Для того чтобы жанр «книги выписок» стал восприниматься как новый, должны были измениться его социальные функции и, соответственно, читательское восприятие. «Рамочным» условием осознания такого типа книги как нового жанра было превращение монтажа в «большой стиль» советской культуры 1920-х годов. Но, по-видимому, было еще одно, менее очевидное обстоятельство.
Общей чертой книг-коллажей было описание истории как своего рода многофигурной динамической композиции без главного действующего лица (ср. выше об «эпичности» ЭППИ). Множественность документов представала в них как множественность точек зрения на одно и то же событие или на одну и ту же личность. Поэтому, хотя основой этих книг чаще всего был «монтаж эпизодов» (каждый документ представлял один сюжет), функционально сопоставление текстов в рамках общего корпуса работало как «монтаж планов»: важнейшим конструктивным элементом книг-монтажей был переход между разными точками зрения. В период, когда в СССР интенсивно формировался режим личной диктатуры, использовавший риторику «уклонов» и «генеральной линии», — такая диверсификация взгляда, вероятно, воспринималась как более демократическое представление если не современной политической ситуации, то хотя бы истории культуры.

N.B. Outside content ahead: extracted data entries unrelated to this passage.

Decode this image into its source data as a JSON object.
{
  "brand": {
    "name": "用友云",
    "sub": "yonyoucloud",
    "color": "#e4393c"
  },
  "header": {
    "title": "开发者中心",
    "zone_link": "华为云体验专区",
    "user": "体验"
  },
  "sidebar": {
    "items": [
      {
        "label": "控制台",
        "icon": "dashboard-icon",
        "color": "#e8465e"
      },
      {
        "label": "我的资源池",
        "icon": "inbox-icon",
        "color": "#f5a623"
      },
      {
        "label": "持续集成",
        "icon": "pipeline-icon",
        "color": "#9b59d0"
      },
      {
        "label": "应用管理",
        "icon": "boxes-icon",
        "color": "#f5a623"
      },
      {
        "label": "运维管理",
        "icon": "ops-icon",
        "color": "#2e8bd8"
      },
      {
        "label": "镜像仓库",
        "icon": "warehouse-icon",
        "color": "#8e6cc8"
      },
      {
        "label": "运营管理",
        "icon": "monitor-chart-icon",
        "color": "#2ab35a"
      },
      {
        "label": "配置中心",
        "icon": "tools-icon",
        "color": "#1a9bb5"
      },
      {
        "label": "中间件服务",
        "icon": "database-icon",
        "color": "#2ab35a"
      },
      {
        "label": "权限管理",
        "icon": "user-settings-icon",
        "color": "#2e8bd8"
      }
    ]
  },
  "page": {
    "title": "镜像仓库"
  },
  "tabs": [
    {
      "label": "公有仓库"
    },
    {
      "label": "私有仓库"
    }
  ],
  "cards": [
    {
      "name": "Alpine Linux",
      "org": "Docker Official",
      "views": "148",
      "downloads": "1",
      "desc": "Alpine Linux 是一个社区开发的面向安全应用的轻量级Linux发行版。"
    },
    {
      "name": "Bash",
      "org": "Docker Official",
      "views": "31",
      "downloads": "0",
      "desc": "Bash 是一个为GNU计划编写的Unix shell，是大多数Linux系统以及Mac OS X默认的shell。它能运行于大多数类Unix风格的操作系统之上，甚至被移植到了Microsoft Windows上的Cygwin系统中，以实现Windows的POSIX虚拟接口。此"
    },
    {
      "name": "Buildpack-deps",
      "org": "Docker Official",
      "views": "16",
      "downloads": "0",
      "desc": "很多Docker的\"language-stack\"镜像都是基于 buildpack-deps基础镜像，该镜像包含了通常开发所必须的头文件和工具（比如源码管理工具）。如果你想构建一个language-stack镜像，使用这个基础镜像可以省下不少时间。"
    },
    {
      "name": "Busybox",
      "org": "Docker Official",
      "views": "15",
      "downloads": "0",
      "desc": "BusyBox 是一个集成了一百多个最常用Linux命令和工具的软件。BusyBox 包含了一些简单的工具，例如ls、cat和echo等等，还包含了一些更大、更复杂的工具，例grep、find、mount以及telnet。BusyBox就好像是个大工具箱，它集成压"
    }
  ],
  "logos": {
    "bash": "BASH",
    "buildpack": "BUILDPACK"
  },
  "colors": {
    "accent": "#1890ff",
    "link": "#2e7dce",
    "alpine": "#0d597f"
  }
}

Книги «нового-старого» типа удовлетворяли совершенно новый и очень острый интерес читателей и исследователей к взаимодействию «большой» истории и частной личности или небольшого кружка частных лиц. Этот интерес, в свою очередь, существовал в двух модальностях, которые можно было бы назвать следовательской и культурософской.
Следовательская модальность предполагала стремление максимально подробно описать и рационализировать действующих лиц репрессивно-карательной системы имперской России — чтобы потом точнее определить степень их исторической вины. На протяжении всех 1920–1930-х годов в СССР выходят сборники документов, показывающих психологию действующих лиц дореволюционных полиции, армии, секретных служб и крайне правых общественных организаций, которые считались их союзниками: «Союз русского народа. По материалам Чрезвычайной следственной комиссии 1917 года» (1929) [564] , «Царизм в борьбе с революцией 1905–1907 гг.» (1936) [565] , «Ленские прииски: Сборник документов» (1937) [566] , «Восстание 1916 г. в Киргизстане» (1937, под редакцией бывшего участника этого восстания, видного казахского функционера ВКП(б) Турара Рыскулова; в 1938 году Рыскулов был расстрелян по сфальсифицированному обвинению [567] ).
564
Сост. А. Черновского, ред. и вступ. ст. Б. П. Викторова. М.; Л.: Гос. изд-во.
565
Сборник документов под редакцией А. К. Дрездена. М.: Гос. социально-экономическое изд-во.
566
Сост. и ред. П. Поспелова. М.: ОГИЗ (Серия «История заводов»).
567
Документы и материалы, собранные Л. В. Лесной / Под ред. и с предисл. Т. Р. Рыскулова. М.: Соцэкгиз, 1937. Поэтесса, актриса, драматург, журналистка и редактор Лидия Лесная (настоящее имя Лидия Шперлинг, 1889–1972) историкам русского авангарда известна преимущественно как автор «Ытуеребо» — погромно-издевательской статьи об обэриутах (Красная газета (вечерний выпуск) (Ленинград). 1928. № 24 (1694). 25 января).
Рейсер включает Щёголева в составленный им список авторов книг-монтажей, но не обращает внимания на специфику его работ — возможно, потому, что, как вообще было свойственно большинству формалистов в период расцвета движения, он мало интересовался прямыми связями между литературой и политикой [568] . Монтажи Щёголева охватывали область «быта» политических элит и спецслужб (если использовать современную терминологию). Включенные в его книги высказывания представляли разные личные взгляды на политические события, в том числе закулисные.
568
Их не игнорировали формалисты, близкие к ЛЕФу, — В. Шкловский и Осип Брик, — но понимали прямолинейно-идеологически, в смысле «социального заказа». Впоследствии — в 1940-е годы и позже — намного более глубокие и критические концепции отношений между советской политикой и советской литературой создали ученики формалистов — Аркадий Белинков и особенно Лидия Гинзбург.